It is said that Mexico is one of the countries with the greatest variety of bread, and how can we deny it? Just look at the variety of conchas, cupcakes, moños, cañones, chilindrinas and corbatas displayed in bakeries that have been in the CDMX for years.
The history of bread in Mexico dates back to pre-Hispanic times with the elaboration of corn tortillas called cocolli, which means twisted bread. It was by the Spaniards that bread began to be made with wheat. The history of the bakeries began there: In 1525 Hernán Cortés requested that all bread production be taken to the central plaza for commercialization. All the bakeries that existed had to comply with the established norms for its production, both in terms of weight and price.
In addition to the established businesses, women were seen in the plazas with huge baskets selling bread. By the end of the 18th century, European bakers arrived in Mexico City and started family businesses.
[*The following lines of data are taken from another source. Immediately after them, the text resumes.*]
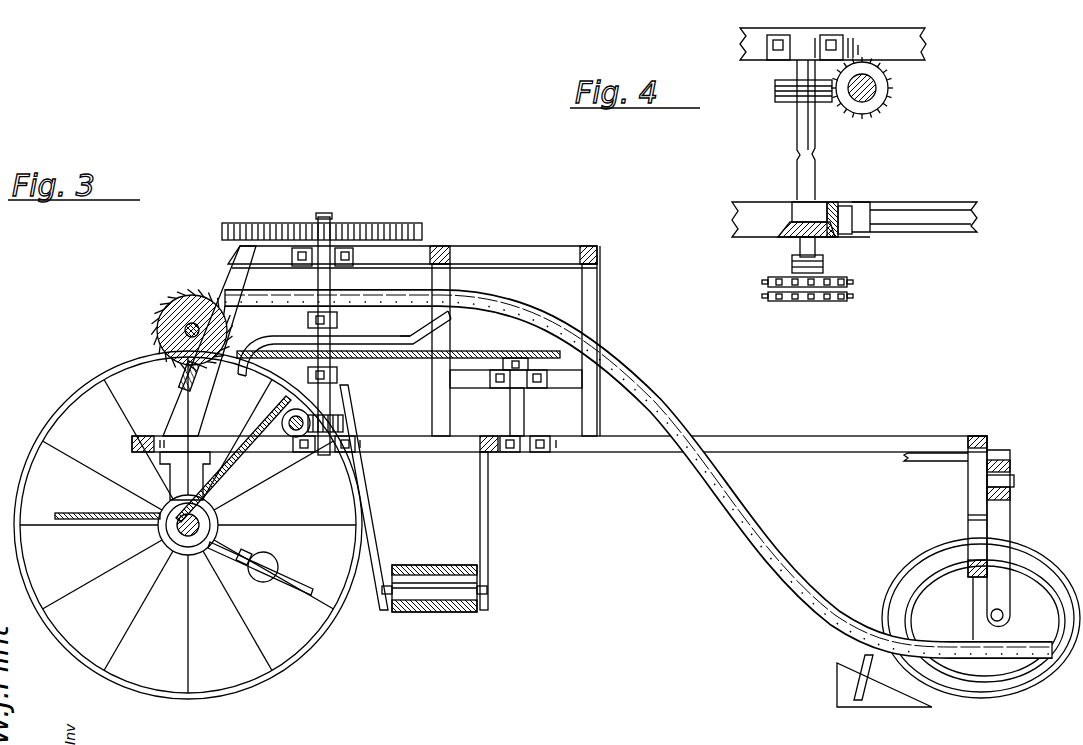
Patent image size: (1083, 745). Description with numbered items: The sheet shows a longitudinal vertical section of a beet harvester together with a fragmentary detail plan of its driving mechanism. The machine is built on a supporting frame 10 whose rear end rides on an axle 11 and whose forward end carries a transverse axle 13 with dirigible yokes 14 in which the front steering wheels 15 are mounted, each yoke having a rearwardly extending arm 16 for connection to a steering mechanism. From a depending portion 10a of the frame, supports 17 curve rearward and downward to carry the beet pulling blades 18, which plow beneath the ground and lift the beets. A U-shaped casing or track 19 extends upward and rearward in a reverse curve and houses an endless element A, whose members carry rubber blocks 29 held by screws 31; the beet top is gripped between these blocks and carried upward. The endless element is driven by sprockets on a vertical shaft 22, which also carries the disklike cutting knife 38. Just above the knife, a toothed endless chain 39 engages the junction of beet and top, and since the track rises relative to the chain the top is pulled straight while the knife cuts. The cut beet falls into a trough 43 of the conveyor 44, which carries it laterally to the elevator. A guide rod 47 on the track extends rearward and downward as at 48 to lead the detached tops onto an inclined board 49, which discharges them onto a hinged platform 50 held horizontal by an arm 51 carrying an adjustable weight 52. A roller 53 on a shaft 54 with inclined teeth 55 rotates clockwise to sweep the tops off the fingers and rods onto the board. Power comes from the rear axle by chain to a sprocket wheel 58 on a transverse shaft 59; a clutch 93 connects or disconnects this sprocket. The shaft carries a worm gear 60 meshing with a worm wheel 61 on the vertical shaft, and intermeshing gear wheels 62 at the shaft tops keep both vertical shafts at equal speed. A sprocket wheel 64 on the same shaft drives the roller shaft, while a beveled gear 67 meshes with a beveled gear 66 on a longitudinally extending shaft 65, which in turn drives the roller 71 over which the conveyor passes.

In FIG. 3, the supporting frame 10 is at (765, 436).
In FIG. 3, the depending portion 10a is at (968, 527).
In FIG. 3, the axle 11 is at (175, 548).
In FIG. 3, the transverse axle 13 is at (1010, 470).
In FIG. 3, the dirigible yoke 14 is at (1000, 548).
In FIG. 3, the front steering wheel 15 is at (932, 571).
In FIG. 3, the rearwardly extending arm 16 is at (925, 462).
In FIG. 3, the support 17 is at (893, 605).
In FIG. 3, the beet pulling blade 18 is at (890, 700).
In FIG. 3, the track 19 is at (380, 292).
In FIG. 3, the vertical shaft 22 is at (326, 219).
In FIG. 4, the vertical shaft 22 is at (878, 89).
In FIG. 3, the rubber block 29 is at (705, 485).
In FIG. 3, the screw 31 is at (648, 381).
In FIG. 3, the endless element A is at (620, 345).
In FIG. 3, the cutting knife 38 is at (398, 366).
In FIG. 3, the endless chain 39 is at (478, 351).
In FIG. 3, the trough 43 is at (465, 493).
In FIG. 3, the conveyor 44 is at (428, 565).
In FIG. 3, the guide rod 47 is at (392, 345).
In FIG. 3, the guide rod portion 48 is at (262, 348).
In FIG. 3, the inclined board 49 is at (256, 428).
In FIG. 3, the hinged platform 50 is at (82, 513).
In FIG. 3, the arm 51 is at (200, 562).
In FIG. 3, the adjustable weight 52 is at (266, 582).
In FIG. 3, the roller 53 is at (185, 300).
In FIG. 3, the shaft 54 is at (185, 330).
In FIG. 3, the inclined teeth 55 is at (208, 291).
In FIG. 4, the sprocket wheel 58 is at (800, 301).
In FIG. 3, the transverse shaft 59 is at (291, 437).
In FIG. 4, the transverse shaft 59 is at (815, 150).
In FIG. 3, the worm gear 60 is at (296, 408).
In FIG. 4, the worm gear 60 is at (778, 104).
In FIG. 3, the worm wheel 61 is at (343, 424).
In FIG. 4, the worm wheel 61 is at (878, 112).
In FIG. 3, the intermeshing gear wheel 62 is at (290, 224).
In FIG. 4, the sprocket wheel 64 is at (848, 280).
In FIG. 4, the longitudinally extending shaft 65 is at (930, 232).
In FIG. 4, the beveled gear 66 is at (838, 206).
In FIG. 4, the beveled gear 67 is at (786, 220).
In FIG. 3, the roller 71 is at (430, 590).
In FIG. 4, the clutch 93 is at (792, 262).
One of the best known was Manuel Mazza, Italian, who started his business in Oaxaca, and became famous after his daughter married Benito Juárez.
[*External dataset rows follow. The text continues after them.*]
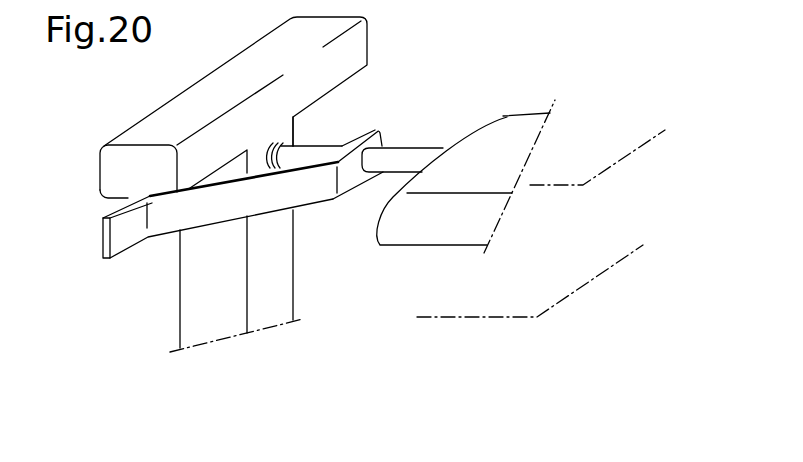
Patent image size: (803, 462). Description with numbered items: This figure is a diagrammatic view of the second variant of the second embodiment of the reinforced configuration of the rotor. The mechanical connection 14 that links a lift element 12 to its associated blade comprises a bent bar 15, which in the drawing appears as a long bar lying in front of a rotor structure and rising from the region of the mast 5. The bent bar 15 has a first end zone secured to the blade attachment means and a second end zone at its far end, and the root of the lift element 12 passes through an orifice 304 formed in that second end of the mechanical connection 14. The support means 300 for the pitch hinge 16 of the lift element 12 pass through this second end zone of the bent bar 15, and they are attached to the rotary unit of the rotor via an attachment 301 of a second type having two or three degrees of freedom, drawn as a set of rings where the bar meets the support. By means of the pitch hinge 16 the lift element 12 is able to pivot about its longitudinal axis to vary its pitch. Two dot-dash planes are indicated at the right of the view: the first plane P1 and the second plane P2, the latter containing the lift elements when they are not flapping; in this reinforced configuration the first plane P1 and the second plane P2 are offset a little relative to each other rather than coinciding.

The mast 5 is at (285, 320).
The lift element 12 is at (503, 118).
The mechanical connection 14 is at (140, 268).
The bent bar 15 is at (240, 233).
The pitch hinge 16 is at (444, 138).
The support means 300 is at (416, 156).
The attachment 301 is at (264, 132).
The orifice 304 is at (362, 161).
The first plane P1 is at (656, 141).
The second plane P2 is at (640, 249).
In 1869, eighteen men owned the thirty or so main bakeries in Mexico City. All but one were newcomers to the bread industry; at least eight were immigrants, only one of whom was Basque-Navarran. Spanish immigrants gradually bought out existing bakeries and established new ones. After remaining constant for more than a century, the number of bakeries tripled between 1869 and 1890.
With bakeries came self-service sales. In the beginning, the bakeries served through a counter. Upon arrival, people would ask for their bread and the employees would place it on the trays. Because of the public's insistence on getting fresh bread every morning, the bakeries had to be dispersed, a short distance from the houses. Thus, the constant arrival of immigrants encouraged the dispersion of a large number of productive units that were small, independent and non-mechanized.
In the 1950s this changed and it was Antonio Ordoñez Ríos who implemented self-service in his La Espiga bakeries. It is said that despite his advanced age, -almost 99 years old- he still goes to his bakeries. This is how the bakeries of the CDMX have played an important role in the industry of our country.